Der Nachfolger der RF-9 -
Die RF-10 ist ein zweisitziger Motorsegler mit nebeneinander angeordneten Sitzen; sie gleicht in ihrer allgemeinen Auslegung der Fournier RF-9. Der wichtigste Unterschied zu ihrem
Vorgängermuster besteht in der Verwendung von glasfaserverstärktem Kunststoff als Baumaterial.

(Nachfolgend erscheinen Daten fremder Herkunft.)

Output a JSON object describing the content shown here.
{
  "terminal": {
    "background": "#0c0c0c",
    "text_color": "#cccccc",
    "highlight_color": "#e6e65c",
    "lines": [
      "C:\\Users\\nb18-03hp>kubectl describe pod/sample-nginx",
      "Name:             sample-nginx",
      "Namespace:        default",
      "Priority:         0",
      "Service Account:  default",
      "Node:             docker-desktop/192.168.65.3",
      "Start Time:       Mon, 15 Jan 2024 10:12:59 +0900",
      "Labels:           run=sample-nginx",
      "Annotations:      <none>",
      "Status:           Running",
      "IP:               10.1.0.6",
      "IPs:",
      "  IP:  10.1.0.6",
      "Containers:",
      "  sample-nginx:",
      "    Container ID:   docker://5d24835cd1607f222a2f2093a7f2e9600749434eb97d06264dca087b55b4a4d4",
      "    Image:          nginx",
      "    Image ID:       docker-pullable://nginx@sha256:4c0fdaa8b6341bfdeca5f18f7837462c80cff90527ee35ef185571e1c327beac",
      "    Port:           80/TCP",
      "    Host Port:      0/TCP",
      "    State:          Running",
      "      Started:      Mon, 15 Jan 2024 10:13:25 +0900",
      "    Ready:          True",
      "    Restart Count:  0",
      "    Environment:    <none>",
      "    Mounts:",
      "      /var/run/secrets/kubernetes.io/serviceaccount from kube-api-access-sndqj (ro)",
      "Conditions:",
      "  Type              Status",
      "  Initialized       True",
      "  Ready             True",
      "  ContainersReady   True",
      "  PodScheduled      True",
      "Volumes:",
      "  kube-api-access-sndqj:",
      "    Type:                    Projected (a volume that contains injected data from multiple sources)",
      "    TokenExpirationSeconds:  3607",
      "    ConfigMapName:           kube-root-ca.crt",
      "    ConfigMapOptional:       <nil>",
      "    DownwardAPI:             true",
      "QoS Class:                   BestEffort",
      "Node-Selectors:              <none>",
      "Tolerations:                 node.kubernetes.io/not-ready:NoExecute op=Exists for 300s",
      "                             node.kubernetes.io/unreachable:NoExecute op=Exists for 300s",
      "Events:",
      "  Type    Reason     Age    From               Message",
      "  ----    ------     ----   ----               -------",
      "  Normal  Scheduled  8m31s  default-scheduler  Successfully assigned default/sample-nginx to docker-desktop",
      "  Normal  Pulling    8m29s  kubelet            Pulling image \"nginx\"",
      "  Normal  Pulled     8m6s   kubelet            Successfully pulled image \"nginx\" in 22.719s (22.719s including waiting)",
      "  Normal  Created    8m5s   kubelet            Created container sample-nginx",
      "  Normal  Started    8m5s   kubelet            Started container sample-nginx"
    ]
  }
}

Außerdem kann die RF-10 unter ihren Tragflügeln zwei größere Zusatztanks mit je 90 l Kraftstoff mitführen, um den
höheren Verbrauch des leistungsstärkeren Triebwerks zu kompensieren. Schließlich erhielt die RF-10 auch ein breiteres Fahrwerk.
Mehrere Prototypen -
Fournier Aviation hatte schon 1981 den Bau zweier
Prototypen aufgenommen. Aber erst im Frühjahr 1983 flog der erste seriennahe Prototyp mit dem charakteristischen T-Leitwerk. Das erste Serienexemplar startete im Mai 1984 zu seinem Jungfernflug.
Die wichtigsten Versionen RF-10.
Die wichtigsten Abnehmerländer Frankreich, Portugal.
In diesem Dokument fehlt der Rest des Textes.